I'm trying to write a simple command that will create symlinks for all files in a specific directory (Yes, exactly like lndir but I cannot use it so I try to mimic it).

I tried the following using find + xargs:

find $(realpath ${FROM_DIR}) -maxdepth 1 -print0 | xargs -0 -I{} ln -sfn {} ${TO_DIR}/$(basename {})

But the problem is that the shell substitutes $(basename {}) once before the line is executed, and not for every argument.

Writing it as a loop looks like this:

for i in $(find $(realpath ${FROM_DIR}) -maxdepth 1)
do
    ln -sfn $i ${TO_DIR}/$(basename $i)
done

This works, but it is relatively slow. I was wondering if this can be done using xargs as well.

1 Answers1

3

Sounds like you want:

ln -sf -- "$(realpath -- "$FROM_DIR")"/* "$TO_DIR/"

When the last argument is a directory, ln, like cp or mv creates links to the other argument with same basename inside that directory.

Or with zsh:

ln -sf -- $FROM_DIR:P/* $TO_DIR/

Which would also behave better if the real path of $FROM_DIR cannot be determined or no file can be found in $FROM_DIR.

(add the D qualifier to also create symlinks for the hidden files).

Or if you really needed to call one ln invocation per file for some reason:

for f ($FROM_DIR:P/*(ND)) ln -sfT -- $f $TO_DIR/$f:t

(note that -n and -T are non-standard extensions).

To use shell command substitution with xargs (or here, with find -exec, using xargs would be pointless) you'd need them to run a shell:

TO_DIR=$TO_DIR find "$(realpath -- "$FROM_DIR")" -mindepth 1 -maxdepth 1 \
  -exec sh -c '
    for file do
      ln -sfn -- "$file" "$TO_DIR/$(basename -- "$file")"
    done' sh {} +

But bear in mind that basename can't be used in command substitution for arbitrary files as command substitution strips all trailing newline characters (there's the same problem with $(realpath) here).
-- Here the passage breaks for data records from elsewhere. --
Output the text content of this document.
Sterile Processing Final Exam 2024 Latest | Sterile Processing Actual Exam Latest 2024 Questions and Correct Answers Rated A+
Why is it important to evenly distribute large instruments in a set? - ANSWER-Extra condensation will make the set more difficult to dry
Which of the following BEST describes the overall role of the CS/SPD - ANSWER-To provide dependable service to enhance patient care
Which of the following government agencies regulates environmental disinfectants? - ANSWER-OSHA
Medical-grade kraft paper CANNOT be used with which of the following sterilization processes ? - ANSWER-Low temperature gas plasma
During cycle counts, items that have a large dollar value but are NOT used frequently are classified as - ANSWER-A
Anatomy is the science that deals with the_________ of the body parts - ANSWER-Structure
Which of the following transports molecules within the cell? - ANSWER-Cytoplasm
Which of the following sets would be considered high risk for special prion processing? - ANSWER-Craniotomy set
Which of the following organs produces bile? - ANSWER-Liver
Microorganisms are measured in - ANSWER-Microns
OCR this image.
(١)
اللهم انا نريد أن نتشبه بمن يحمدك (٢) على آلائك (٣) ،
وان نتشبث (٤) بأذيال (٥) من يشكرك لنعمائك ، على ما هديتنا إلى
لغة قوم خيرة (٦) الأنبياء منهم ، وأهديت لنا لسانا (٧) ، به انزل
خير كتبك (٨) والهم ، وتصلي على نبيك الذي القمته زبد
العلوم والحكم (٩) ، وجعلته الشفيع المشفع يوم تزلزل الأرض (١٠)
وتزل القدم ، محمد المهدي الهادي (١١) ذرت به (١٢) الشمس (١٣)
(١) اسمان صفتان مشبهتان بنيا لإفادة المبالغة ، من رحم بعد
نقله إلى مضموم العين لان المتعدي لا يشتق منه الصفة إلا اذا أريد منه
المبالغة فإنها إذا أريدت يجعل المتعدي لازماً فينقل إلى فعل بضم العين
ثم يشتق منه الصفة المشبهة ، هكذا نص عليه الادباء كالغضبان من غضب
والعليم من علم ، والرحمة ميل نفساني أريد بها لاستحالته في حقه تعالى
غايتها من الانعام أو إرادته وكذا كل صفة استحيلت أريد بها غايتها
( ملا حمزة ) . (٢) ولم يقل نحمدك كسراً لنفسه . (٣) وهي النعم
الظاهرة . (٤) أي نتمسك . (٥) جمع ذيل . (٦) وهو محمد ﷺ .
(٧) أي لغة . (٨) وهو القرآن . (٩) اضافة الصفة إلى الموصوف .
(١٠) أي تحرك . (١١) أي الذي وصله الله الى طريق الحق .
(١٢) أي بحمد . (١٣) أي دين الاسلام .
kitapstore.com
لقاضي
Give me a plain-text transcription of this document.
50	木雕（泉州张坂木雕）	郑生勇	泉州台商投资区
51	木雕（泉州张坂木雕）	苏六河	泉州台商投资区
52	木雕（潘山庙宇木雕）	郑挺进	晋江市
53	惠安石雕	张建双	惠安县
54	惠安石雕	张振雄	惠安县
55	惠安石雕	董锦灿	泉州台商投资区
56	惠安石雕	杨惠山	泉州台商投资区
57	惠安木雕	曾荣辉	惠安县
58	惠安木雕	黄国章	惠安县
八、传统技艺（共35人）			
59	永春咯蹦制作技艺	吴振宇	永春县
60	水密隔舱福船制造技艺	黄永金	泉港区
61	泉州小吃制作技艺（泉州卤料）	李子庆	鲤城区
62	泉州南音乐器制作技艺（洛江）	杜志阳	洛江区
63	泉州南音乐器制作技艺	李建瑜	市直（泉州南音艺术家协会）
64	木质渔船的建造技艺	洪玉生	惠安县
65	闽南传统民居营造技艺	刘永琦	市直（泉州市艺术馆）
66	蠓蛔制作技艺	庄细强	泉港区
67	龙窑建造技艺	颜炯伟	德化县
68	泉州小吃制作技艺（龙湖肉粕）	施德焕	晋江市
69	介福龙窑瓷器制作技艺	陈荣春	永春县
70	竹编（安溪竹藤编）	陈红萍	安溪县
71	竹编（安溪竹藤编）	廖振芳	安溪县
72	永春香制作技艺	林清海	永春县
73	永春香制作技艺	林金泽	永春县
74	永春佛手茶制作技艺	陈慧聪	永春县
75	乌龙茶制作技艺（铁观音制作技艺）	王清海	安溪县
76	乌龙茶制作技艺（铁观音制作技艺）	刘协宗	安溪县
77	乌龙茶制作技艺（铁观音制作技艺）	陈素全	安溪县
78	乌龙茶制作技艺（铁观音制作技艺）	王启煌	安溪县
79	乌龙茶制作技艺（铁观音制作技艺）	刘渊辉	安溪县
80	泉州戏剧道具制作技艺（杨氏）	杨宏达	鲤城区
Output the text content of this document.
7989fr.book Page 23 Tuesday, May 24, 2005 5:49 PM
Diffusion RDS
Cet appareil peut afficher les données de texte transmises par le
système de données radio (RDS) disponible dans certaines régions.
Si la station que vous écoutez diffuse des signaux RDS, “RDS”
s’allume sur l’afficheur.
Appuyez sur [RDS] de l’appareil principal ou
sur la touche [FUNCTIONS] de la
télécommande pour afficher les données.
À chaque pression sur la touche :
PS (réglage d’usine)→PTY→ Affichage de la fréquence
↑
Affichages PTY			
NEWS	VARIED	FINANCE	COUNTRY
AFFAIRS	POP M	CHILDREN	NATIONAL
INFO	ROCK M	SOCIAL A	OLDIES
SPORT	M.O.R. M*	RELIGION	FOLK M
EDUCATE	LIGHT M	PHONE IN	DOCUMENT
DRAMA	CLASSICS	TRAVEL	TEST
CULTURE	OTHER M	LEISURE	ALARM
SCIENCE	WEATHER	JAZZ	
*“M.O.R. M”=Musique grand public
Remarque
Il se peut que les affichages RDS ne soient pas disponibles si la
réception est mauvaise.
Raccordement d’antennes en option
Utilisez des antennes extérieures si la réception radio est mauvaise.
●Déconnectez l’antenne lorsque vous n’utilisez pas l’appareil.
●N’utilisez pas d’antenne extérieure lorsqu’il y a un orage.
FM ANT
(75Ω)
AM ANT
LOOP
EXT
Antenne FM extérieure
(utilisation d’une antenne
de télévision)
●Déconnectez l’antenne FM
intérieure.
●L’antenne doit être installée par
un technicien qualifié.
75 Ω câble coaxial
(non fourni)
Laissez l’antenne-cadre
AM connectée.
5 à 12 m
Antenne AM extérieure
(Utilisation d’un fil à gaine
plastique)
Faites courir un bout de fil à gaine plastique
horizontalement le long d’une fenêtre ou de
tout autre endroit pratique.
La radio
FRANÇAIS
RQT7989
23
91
You'd better use sh's ${file##*/} or zsh $file:t here ($FROM_DIR:P for realpath).

Here, you only need:

find "$(realpath -- "$FROM_DIR")" -mindepth 1 -maxdepth 1 \
  -exec ln -sft "$TO_DIR" -- {} +

though (-t being also a GNU extension). That one is not affected by the too many arguments errors you could get if there are too many files in $TO_DIR (in zsh, you'd work around it by using zargs or by loading the zsh/files module to get a builtin version of ln).